Die Redaktion empfiehlt: Canardo Gesamtausgabe 1 von Benoit Sokal Ein Klassiker des modernen Erwachsenen-Comics

28. August 2014

Als zu Beginn der 80er-Jahre die erste Ausgabe von »Inspektor Canardo« in die deutschsprachigen Comic-Fachgeschäfte kam, war unsereins verblüfft: Das war ein ungewöhnlicher Comic! Zwar kannte man bereits Enten als Haupthandlungsträger – Donald Duck und seine Neffen ließen grüßen –, aber nie zuvor hatte man eine Ente so erlebt: misanthropisch, versoffen, trotz aller Funny-Stilmittel erstaunlich realitätsnah.

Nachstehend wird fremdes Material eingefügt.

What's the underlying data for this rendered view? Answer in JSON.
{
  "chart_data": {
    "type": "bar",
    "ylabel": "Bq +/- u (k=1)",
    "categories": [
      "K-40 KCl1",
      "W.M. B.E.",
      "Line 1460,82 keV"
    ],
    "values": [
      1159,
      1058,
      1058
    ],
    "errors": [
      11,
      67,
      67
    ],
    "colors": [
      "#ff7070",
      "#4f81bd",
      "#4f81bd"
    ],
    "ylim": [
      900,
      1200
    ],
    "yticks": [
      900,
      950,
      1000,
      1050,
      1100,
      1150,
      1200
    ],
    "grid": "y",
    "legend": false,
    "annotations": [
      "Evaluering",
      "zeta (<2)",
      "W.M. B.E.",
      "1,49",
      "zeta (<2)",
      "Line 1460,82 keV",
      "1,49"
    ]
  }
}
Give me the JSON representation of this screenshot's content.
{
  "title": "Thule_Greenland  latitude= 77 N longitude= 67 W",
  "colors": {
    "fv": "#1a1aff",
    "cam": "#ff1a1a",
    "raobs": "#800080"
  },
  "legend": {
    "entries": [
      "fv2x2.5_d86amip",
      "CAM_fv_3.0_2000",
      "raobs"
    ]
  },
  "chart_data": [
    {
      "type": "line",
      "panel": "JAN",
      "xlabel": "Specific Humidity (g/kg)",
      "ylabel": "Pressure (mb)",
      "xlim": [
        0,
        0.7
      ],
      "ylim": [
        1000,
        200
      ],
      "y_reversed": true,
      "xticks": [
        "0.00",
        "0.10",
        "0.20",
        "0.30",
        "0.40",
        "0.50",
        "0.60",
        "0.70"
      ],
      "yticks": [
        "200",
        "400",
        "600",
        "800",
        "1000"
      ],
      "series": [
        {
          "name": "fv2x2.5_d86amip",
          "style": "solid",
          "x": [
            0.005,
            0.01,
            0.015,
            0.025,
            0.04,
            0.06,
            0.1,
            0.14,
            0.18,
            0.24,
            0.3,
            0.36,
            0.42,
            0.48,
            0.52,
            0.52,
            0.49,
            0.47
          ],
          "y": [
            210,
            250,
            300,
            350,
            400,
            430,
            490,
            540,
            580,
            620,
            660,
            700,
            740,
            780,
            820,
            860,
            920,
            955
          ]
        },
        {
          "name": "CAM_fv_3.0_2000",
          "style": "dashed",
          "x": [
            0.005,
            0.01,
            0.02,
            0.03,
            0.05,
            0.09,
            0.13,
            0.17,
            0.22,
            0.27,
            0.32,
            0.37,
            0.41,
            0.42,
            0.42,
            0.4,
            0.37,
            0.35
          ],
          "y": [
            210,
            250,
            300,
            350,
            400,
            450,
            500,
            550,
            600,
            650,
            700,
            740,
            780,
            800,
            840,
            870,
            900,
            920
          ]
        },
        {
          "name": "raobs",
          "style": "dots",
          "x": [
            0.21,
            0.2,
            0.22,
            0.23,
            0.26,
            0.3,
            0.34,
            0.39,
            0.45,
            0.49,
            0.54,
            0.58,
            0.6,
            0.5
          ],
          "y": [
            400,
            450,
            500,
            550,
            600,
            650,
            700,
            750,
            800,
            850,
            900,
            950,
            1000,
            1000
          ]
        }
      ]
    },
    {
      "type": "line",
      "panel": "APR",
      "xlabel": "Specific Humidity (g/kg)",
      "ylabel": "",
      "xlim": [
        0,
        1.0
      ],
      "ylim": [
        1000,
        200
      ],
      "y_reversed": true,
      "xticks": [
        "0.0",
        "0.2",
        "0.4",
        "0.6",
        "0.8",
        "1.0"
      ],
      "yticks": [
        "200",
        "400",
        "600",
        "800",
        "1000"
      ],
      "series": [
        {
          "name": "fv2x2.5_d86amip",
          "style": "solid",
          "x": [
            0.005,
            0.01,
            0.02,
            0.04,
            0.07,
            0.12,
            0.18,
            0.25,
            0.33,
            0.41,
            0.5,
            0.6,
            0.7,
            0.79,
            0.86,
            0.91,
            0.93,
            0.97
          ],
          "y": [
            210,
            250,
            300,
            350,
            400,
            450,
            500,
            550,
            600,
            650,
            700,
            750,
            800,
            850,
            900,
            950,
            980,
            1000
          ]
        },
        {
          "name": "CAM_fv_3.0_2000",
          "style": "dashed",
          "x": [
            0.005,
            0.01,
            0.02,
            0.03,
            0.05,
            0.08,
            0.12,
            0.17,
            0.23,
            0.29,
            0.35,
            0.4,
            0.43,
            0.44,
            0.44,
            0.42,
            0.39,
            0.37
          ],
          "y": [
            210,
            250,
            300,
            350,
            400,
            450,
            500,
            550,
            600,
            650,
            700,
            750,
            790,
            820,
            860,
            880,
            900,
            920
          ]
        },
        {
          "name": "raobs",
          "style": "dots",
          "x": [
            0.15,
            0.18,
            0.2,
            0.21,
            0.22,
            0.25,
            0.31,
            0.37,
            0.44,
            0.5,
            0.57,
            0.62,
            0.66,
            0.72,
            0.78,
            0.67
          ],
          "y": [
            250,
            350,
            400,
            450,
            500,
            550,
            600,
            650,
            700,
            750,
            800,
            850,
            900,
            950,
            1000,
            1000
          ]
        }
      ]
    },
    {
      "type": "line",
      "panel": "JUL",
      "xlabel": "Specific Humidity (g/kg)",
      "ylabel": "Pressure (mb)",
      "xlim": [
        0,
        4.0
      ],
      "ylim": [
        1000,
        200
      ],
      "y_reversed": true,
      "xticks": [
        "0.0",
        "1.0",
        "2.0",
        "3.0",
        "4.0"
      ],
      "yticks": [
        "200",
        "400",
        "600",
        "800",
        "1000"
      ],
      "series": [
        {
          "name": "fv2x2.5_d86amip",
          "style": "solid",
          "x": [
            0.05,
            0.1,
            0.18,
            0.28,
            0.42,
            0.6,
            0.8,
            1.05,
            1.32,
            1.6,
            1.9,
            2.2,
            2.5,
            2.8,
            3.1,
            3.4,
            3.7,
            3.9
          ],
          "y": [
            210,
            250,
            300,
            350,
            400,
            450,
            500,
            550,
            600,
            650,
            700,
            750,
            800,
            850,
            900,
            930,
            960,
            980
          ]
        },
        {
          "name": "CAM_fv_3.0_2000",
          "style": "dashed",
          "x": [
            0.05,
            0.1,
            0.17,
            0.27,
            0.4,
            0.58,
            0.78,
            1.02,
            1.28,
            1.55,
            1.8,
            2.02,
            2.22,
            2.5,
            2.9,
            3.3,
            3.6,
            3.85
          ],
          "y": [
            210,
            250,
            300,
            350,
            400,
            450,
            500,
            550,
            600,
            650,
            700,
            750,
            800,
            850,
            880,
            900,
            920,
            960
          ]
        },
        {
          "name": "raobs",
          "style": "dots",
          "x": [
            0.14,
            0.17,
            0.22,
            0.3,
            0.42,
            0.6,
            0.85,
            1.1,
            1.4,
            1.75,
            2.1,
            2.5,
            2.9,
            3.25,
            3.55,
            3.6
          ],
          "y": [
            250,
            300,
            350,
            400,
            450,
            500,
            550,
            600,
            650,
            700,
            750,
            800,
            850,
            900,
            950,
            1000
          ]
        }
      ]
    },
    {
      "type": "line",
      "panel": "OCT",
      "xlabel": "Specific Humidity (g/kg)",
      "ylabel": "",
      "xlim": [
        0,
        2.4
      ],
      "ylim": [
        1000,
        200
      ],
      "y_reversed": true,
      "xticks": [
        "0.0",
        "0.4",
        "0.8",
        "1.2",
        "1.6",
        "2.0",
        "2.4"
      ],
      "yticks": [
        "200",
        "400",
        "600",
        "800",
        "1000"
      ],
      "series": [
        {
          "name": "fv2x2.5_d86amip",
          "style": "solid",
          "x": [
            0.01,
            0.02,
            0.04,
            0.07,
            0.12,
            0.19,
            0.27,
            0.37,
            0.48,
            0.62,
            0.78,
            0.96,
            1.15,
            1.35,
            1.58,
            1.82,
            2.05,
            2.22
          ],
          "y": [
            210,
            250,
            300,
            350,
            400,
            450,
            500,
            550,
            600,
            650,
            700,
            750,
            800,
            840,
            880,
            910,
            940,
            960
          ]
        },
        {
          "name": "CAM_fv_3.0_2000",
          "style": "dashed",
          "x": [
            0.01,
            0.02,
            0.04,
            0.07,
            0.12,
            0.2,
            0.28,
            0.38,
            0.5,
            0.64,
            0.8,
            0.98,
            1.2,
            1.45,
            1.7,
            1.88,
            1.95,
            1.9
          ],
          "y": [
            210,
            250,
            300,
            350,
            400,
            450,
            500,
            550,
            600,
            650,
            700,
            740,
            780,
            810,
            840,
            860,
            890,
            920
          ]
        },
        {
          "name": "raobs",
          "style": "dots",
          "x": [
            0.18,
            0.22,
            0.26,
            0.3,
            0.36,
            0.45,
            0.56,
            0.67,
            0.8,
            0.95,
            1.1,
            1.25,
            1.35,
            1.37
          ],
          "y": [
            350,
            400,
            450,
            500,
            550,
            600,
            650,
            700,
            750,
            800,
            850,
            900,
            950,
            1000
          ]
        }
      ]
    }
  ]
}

Für diejenigen, an denen die »Canardo«-Comics bisher vorbeigegangen sind, sowie für jene, die irgendwann einmal ein Album der Serie gelesen haben, gibt es seit neuestem eine sehr schöne Gesamtausgabe. Sie erscheint im Verlag Schreiber & Leser und kommt nicht im Format eines Albums in den Handel, sondern in dem »Book«-Format, das unter anderem die Superhelden-Comics haben. Dadurch werden die Zeichnungen zwar verkleinert, was angesichts der Textmenge manchmal eine gründliche Lektüre erfordert, aber das Buch liegt hervorragend in der Hand.

Zum Inhalt: Das seltsame Fantasy-Reich, das der belgische Zeichner Benoit Sokal schildert, wird von allerlei Tieren bewohnt, die aufrecht gehen, Anzüge und Krawatten tragen, alle schlechten Angewohnheiten von Menschen aufweisen und doch ihre tierischen Charakteristika erhalten haben. Sie saufen und huren, sie prügeln sich und führen Krieg – und zwischen all diesem menschlichen und tierischen Unrat gibt es den dauerhaft schlecht gelaunten und besoffenen Inspektor Canardo.

Wie der Name schon sagt, ist Canardo eine aufrecht gehende Ente, die meist einen Trenchcoat trägt – in diesem Fall lassen Krimi-Klassiker à la Marlowe grüßen – und die unvermeidliche Zigarette im Mund-, nein, eher Schnabelwinkel qualmen lässt. Canardo ist zwar eine gestrauchelte Existenz, die sich dem Alkohol hingibt, aber er hat seine moralisch eindeutige Linie. Er hilft den Schwachen, er setzt sich gegen die Mächtigen ein, aber konsequent kann er bei all seinen Aktionen nie bleiben.

Das merkt er, als irgendwann der besoffene Hund Fernando nach langer Zeit in seine Heimat zurückkommt und seine alte Liebe sucht. Und das merkt er erst recht, als er den aggressiven Kater Rasputin trifft, der in seiner sibirischen Heimat eine schreckliche Terrorherrschaft errichtet hat. Oder als er eine entführte Sängerin suchen soll, die bei ihren Liedern immer wieder Blut spuckt ...

In dem 144 Seiten umfassenden Comic-Band sind die ersten drei Alben der Serie enthalten. Sie zeigen bereits die Genialität des Zeichners und Autors, seine packende Art, Geschichten zu erzählen und in wuchtigen Bildern zu illustrieren. Das »Canardo«-Epos wurde in späteren Alben noch besser – aber die ersten drei Alben schlugen anfangs der 80er-Jahre geradezu ein. Sie dürften heute noch ihre begeisterten Leser finden.

Der erste Teil der »Canardo«-Gesamtausgabe ist nicht neu, sondern schon seit drei Jahren im Handel. Ich empfehle ihn trotzdem all jenen, die originelle Comics für Erwachsene mögen. Wer den Enteninspektor nicht kennt, sollte sich die Leseprobe des Verlages anschauen – ich halte ihn für einen wahren Klassiker der 80er-Jahre. Und wer danach weitere »Canardo«-Abenteuer lesen möchte: Die Gesamtausgabe hat mittlerweile einige Fortsetzungen erlebt.

Das schöne Hardcover-Buch kostet 22,80 Euro und kann mithilfe der ISBN 978-3-941239-69-2 in jeder Buchhandlung oder im Comicfachhandel bezogen werden. Selbstverständlich erhält man es auch bei Versendern wie Amazon oder direkt im Shop des Verlages Schreiber & Leser.